Thursday, April 8, 2010

Doug Henwood on March employment numbers

While the headline job gain of 162,000 looked pretty decent, especially after the huge declines of 2008 and early 2009, 30% of the gain came from temporary workers hired to conduct the Census, and another 25% came from temp firms in the private sector. So more than half the gain was in jobs designed not to last.

There were a few bright spots. Manufacturing added 17,000 workers, its third consecutive monthly gain—a sterling performance for a sector that lost jobs for 35 months in a row, and was in its own private recession for a dozen years. Manufacturing employment is now below where it was in 1941—not as a percentage of the total workforce, but in absolute numbers, a period when overall employment nearly quadrupled. (Manufacturing was over 30% of total employment then; now, it’s 9%.) Employment in bars and restaurants also grew, good news for the sybarites among us.
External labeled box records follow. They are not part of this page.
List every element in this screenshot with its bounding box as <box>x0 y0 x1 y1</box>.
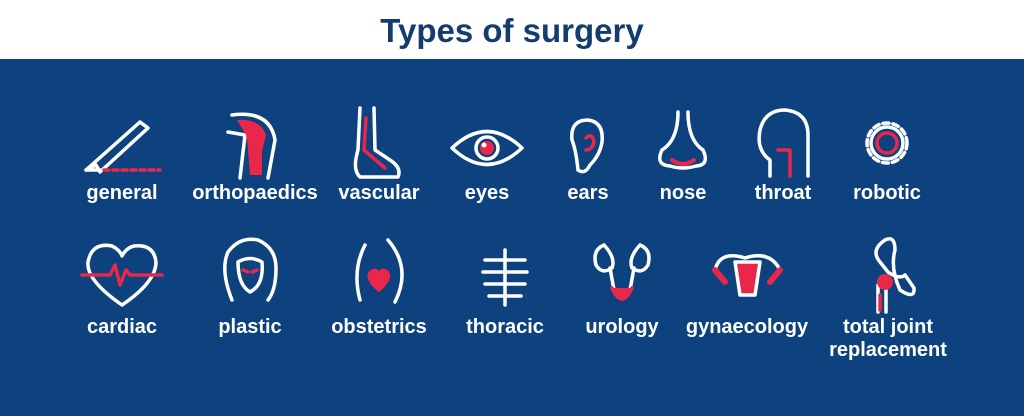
labels: gynaecology <box>686 316 809 338</box>
labels: replacement <box>829 339 947 361</box>
labels: total joint <box>843 316 933 338</box>
icon: gear <box>867 123 907 163</box>
labels: throat <box>755 182 812 204</box>
icon: scalpel <box>86 122 160 172</box>
labels: plastic <box>218 316 282 338</box>
icon: heart <box>82 245 162 305</box>
labels: robotic <box>853 182 921 204</box>
labels: vascular <box>338 182 420 204</box>
icon: face <box>225 239 276 300</box>
labels: thoracic <box>466 316 544 338</box>
icon: ear <box>572 120 602 172</box>
labels: cardiac <box>87 316 157 338</box>
icon: knee <box>228 114 275 178</box>
labels: eyes <box>465 182 509 204</box>
labels <box>86 182 947 361</box>
labels: nose <box>660 182 706 204</box>
labels: obstetrics <box>331 316 427 338</box>
icon: nose <box>660 112 705 168</box>
labels: general <box>86 182 158 204</box>
icon: ribcage <box>483 250 527 305</box>
icon: eye <box>452 132 522 164</box>
icon: uterus <box>715 256 780 295</box>
icon: hip <box>876 239 914 312</box>
icon: leg <box>355 108 399 177</box>
labels: orthopaedics <box>192 182 318 204</box>
labels: urology <box>585 316 660 338</box>
icon: throat <box>759 110 808 176</box>
icon: pregnant <box>357 240 402 302</box>
icon: kidneys <box>595 245 649 299</box>
title: Types of surgery <box>380 12 644 49</box>
labels: ears <box>567 182 609 204</box>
The unemployment rate held steady at a very high 9.7%, and the broadest measure of joblessness, the so-called U-6 rate, which takes account of people working part time who want full time work but can’t find it as well as those who’ve given up the job search as hopeless, rose 0.1 point to 16.8%, an extremely high number. The probability of a person unemployed in February finding a job in March fell below 20%, to an all-time low (and these numbers, using a technique borrowed from the economist Robert Shimer, go back to 1948).

Average earnings fell by 0.1%, before adjusting for inflation. Declines in wages are very rare, so despite the vaguely improving tone of the employment stats, the labor market continues to be very weak.

We’re in a deep hole, and it’s going to take a long time to get out of it.